A witness said a television could be seen still playing on the second floor while fire trucks pointed hoses at the flames.

All three Princeton fire companies responded to the scene, ac-cording to Township Fire Chief Ray Bianco. Lawrenceville Fire Co. and Princeton Junction Fire Co. assisted and Kingston provided backup.

It took about an hour for the 36 firemen who were at the scene to bring the fire under control, accord-ing to Ted Cashel, township fire official.

The fire was determined to be electrical in origin, but no one is sure how it started, Mr. Cashel said.

It started behind the walls on the second floor in an empty space that contained only electrical wires, he said. It burned between 90 minutes and 2 hours before it was detected by the fire alarm at about 9 p.m., he said.

From there it traveled to all parts of the house and engulfed the attic, left wing and eaves, he said. The house was about 20 years old, Mr. Cashel said.

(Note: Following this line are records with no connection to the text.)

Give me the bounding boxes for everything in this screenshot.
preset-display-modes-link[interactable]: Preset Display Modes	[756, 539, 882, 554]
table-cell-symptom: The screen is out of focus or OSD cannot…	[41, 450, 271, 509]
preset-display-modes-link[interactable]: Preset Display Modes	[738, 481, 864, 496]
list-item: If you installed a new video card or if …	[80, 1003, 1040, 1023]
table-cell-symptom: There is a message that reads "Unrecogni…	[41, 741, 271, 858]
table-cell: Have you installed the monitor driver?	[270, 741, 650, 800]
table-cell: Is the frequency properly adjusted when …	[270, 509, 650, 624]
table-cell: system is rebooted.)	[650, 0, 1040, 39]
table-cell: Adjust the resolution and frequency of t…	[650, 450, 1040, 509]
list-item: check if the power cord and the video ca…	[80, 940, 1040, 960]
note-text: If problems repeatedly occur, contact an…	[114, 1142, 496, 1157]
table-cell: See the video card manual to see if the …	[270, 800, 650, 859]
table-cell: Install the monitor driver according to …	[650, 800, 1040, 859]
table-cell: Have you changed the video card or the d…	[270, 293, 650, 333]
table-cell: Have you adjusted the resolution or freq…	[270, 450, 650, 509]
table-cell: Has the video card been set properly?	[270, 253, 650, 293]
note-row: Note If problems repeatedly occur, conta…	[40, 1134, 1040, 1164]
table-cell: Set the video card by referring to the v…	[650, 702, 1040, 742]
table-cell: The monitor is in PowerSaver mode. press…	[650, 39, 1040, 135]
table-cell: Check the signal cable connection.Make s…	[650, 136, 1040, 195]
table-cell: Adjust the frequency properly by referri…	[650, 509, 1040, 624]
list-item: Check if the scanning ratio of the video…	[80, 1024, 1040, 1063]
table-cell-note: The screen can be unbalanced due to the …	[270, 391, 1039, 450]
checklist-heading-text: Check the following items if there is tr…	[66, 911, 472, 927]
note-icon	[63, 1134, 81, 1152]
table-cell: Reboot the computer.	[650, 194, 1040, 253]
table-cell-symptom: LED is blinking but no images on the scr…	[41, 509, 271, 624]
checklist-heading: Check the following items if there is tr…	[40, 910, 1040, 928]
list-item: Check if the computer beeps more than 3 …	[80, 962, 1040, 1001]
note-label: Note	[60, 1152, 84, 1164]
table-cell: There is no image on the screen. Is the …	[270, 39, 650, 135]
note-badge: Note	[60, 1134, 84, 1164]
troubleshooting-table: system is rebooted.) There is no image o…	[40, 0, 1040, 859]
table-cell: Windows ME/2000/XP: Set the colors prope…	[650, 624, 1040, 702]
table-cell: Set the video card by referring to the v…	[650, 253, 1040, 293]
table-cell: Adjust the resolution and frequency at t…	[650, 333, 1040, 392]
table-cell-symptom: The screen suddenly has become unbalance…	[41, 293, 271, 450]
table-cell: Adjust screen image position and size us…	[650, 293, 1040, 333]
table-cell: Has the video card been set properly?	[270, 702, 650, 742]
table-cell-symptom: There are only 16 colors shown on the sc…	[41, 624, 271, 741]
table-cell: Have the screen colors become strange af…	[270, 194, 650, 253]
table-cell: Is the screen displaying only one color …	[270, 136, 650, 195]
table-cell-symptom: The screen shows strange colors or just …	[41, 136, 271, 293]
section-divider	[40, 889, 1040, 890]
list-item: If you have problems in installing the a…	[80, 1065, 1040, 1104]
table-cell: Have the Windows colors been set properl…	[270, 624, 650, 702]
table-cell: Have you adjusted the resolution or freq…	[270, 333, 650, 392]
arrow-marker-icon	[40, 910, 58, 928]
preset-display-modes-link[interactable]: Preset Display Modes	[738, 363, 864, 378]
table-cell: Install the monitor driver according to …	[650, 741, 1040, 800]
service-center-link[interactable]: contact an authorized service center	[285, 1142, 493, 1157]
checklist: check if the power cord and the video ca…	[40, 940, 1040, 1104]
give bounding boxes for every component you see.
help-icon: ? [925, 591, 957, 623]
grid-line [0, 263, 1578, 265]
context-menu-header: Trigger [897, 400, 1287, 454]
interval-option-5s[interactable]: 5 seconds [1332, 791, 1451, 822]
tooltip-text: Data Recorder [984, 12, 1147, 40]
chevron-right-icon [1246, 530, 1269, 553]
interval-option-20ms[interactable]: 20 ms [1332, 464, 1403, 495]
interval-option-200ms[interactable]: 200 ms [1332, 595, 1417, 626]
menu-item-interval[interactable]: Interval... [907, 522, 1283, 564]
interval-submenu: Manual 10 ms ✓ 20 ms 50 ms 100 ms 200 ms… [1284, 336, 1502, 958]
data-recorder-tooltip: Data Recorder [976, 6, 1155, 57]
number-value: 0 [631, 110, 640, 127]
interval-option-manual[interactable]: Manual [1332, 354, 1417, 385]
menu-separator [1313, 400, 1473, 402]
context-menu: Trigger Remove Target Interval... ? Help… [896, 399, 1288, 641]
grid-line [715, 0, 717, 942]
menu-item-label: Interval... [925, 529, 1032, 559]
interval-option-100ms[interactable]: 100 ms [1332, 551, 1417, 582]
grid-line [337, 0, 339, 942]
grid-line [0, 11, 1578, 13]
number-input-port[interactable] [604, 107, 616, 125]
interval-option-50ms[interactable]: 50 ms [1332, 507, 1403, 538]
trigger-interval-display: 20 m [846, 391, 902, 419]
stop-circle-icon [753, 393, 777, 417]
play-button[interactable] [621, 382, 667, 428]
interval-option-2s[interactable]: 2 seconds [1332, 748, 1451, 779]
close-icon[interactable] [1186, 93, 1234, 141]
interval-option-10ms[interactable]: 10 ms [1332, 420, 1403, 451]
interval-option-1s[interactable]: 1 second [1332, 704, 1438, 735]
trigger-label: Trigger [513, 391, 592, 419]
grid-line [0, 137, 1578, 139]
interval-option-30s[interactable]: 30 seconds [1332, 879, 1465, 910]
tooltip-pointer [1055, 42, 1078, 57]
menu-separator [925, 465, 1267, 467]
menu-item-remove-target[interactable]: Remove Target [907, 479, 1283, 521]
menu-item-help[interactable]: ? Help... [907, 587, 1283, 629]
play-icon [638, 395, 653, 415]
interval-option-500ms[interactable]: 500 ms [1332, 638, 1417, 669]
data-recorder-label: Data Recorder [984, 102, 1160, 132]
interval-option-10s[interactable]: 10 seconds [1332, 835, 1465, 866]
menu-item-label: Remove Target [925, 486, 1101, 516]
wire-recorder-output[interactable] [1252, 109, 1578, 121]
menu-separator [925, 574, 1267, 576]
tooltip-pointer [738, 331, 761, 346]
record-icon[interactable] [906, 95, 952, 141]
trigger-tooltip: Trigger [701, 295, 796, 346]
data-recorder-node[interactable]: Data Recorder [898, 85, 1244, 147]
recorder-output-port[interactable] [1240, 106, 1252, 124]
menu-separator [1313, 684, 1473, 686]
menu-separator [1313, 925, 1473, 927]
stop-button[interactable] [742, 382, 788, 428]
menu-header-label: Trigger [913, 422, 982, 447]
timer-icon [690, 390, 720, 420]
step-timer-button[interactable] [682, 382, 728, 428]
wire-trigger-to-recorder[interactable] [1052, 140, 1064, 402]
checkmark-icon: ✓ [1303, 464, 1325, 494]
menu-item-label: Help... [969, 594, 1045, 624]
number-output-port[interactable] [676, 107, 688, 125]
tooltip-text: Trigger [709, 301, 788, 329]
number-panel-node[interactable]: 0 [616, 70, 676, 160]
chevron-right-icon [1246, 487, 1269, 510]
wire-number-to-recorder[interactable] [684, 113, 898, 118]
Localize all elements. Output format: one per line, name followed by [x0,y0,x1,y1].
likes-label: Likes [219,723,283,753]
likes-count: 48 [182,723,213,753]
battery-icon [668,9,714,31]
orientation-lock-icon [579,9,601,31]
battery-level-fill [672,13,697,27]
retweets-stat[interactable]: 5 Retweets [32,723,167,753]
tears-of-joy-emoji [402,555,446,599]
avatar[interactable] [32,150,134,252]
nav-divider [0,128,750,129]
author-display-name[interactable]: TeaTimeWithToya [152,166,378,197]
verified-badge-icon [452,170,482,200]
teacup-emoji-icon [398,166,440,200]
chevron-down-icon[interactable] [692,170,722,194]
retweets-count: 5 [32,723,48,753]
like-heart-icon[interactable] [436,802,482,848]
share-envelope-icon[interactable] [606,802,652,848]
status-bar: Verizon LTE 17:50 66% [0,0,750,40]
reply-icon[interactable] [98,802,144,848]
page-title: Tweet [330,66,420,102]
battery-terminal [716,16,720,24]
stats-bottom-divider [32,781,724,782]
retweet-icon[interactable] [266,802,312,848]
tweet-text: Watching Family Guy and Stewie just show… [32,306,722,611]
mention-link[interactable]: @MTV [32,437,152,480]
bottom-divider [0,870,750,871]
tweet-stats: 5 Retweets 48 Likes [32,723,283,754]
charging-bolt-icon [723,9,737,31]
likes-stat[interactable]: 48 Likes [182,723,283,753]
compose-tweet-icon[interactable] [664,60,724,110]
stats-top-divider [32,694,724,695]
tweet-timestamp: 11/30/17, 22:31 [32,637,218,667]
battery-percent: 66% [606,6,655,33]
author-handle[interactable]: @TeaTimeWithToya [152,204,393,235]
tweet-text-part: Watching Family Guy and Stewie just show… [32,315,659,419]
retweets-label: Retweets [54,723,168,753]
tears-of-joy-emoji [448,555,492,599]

The basement suffered smoke and heat damage, while the right wing was saved, but was uninhabitable, he said.

The family was staying in a hotel, Mr. Musing said.

The water pressure in that part of the township is relatively low, com-pared to other areas, but it is not below safety standards, Mr. Cashel said. There was an initial drop in water pressure, but it did not affect the ability of the firemen to do their job, he said.

On Monday, Elizabethtown Water Co. workers repaired a suspected water leak at a fireplug on nearby Fairview Drive, which had been leaking for a few days, but did not hinder firefighting efforts, he said.